Though the White House announced the deal, it technically hasn’t been rolled out yet, likely because of legal complications. The White House is calling the deal a “revenue-sharing” agreement, but critics point out that it could also be considered a tax on exports, which may not be legal under US laws or the constitution.
The “legality” of the deal was “still being ironed out by the Department of Commerce”, White House press secretary Karoline Leavitt told reporters this week.
Nvidia and AMD’s AI chips are at the heart of the technological arms race between the US and China. Nvidia, which became the first publicly traded company to reach a $4tn valuation last month, creates the essential processing chips that are used to run and develop AI.
The US government has played a role in this arms race over the last several years, setting regulations on what AI chips and manufacturing equipment can be sent to China. If China has less computing power, the country will be slower to develop AI, giving a clear advantage to the US.
But despite the restrictions, China has been catching up, raising questions on how US policy should move forward.
“They haven’t held them back as far as the advocates had hoped. The US has an enormous computing advantage over China, but their best models are only a few months behind our best models,” Chorzempa said. For US policymakers, “the question they’ve had to grapple with is: Where do you draw the line?”
The AI chips Nvidia and AMD can now sell to China aren’t considered high-end. While they can be used for inference on trained models, they aren’t powerful enough to train new AI models. When announcing the deal with Nvidia and AMD, Trump said the chip is “an old chip that China already possesses … under a different label”.
This is where a major debate on AI policy comes in. Those who take a hardline stance on the US’s relationship with China say that allowing Chinese companies to purchase even an “old chip” could still help the country get an advantage over the US. Others would say a restriction on such chips wouldn’t be meaningful, and could even be counterproductive.
To balance these two sides, the Trump administration is asking companies to pay up in order to export to China – a solution that people on both sides of the AI debate say is a precarious one.
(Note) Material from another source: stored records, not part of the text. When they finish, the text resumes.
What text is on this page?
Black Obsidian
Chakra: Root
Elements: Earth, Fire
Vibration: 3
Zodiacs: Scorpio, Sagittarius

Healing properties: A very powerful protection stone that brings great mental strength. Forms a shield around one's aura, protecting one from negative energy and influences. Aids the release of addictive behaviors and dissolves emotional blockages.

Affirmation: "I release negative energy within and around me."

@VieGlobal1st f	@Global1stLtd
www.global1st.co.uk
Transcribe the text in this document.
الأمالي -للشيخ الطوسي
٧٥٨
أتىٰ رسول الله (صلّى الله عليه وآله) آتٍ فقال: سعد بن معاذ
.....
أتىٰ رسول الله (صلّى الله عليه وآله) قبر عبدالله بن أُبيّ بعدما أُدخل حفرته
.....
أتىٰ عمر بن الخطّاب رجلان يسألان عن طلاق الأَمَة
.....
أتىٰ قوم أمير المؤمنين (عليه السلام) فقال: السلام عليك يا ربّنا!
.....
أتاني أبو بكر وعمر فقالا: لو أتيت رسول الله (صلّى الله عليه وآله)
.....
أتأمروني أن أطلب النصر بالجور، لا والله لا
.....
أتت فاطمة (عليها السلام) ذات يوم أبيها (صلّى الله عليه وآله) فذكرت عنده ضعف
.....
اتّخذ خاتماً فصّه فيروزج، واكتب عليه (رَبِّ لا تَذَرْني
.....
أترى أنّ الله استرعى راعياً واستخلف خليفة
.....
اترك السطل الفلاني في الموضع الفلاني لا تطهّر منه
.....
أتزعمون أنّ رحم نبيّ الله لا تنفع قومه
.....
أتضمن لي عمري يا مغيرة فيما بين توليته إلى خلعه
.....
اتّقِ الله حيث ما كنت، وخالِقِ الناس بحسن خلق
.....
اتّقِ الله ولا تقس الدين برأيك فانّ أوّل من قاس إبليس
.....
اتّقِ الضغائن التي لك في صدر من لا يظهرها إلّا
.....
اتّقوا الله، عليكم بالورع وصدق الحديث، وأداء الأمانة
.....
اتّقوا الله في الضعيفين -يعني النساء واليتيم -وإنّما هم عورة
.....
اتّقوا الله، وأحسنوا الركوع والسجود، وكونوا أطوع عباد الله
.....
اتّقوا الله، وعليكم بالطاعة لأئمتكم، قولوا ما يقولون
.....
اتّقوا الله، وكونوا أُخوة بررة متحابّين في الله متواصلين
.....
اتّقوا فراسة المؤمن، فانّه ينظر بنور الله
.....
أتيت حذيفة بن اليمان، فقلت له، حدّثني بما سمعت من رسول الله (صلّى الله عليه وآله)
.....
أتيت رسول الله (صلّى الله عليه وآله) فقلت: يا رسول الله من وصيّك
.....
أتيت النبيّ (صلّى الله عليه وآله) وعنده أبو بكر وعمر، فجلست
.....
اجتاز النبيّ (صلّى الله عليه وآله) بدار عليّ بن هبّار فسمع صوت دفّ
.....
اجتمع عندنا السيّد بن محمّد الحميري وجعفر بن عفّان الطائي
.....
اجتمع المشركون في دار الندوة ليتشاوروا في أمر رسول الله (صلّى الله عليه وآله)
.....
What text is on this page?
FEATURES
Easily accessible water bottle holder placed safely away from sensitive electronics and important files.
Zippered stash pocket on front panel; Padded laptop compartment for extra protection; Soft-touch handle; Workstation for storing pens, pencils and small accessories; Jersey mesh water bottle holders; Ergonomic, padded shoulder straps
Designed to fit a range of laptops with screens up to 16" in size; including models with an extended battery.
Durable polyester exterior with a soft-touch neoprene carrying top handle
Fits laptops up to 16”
“Export controls are a frontline defense in protecting our national security, and we should not set a precedent that incentivizes the government to grant licenses to sell China technology that will enhance AI capabilities,” said John Moolenaar, a Republican US representative from Michigan, in a statement.
But Trump’s gut-reaction to dealmaking seems focused on the wallet. On Wednesday, US treasury secretary Scott Bessent praised the arrangement and suggested it could be extended to other industries over time. “I think that right now this is unique, but now that we have the model and the beta test, why not expand it?” he told Bloomberg.
Julia Powles, executive director of the Institute for Technology, Law and Policy at the University of California, Los Angeles, said the deal opens up questions of whether similar pressure can be applied to other tech companies.
“What other quid pro quo might be asked in the future? The quid pro quo that would be of great concern to the [tech] sector is anything that reduces their reputation for privacy and security,” Powles said. “That’s thinking of government like a transactional operator, not like an institution with rules about when, how and for what it can extract taxes, levies and subsidies.”
But that seems to be how the White House runs now. When explaining to the press how he made the deal, Trump said he told Huang: “I want 20% if I’m going to approve this for you”.
“For the country, for our country. I don’t want it myself,” the president added. “And he said, ‘Would you make it 15?’ So we negotiated a little deal.”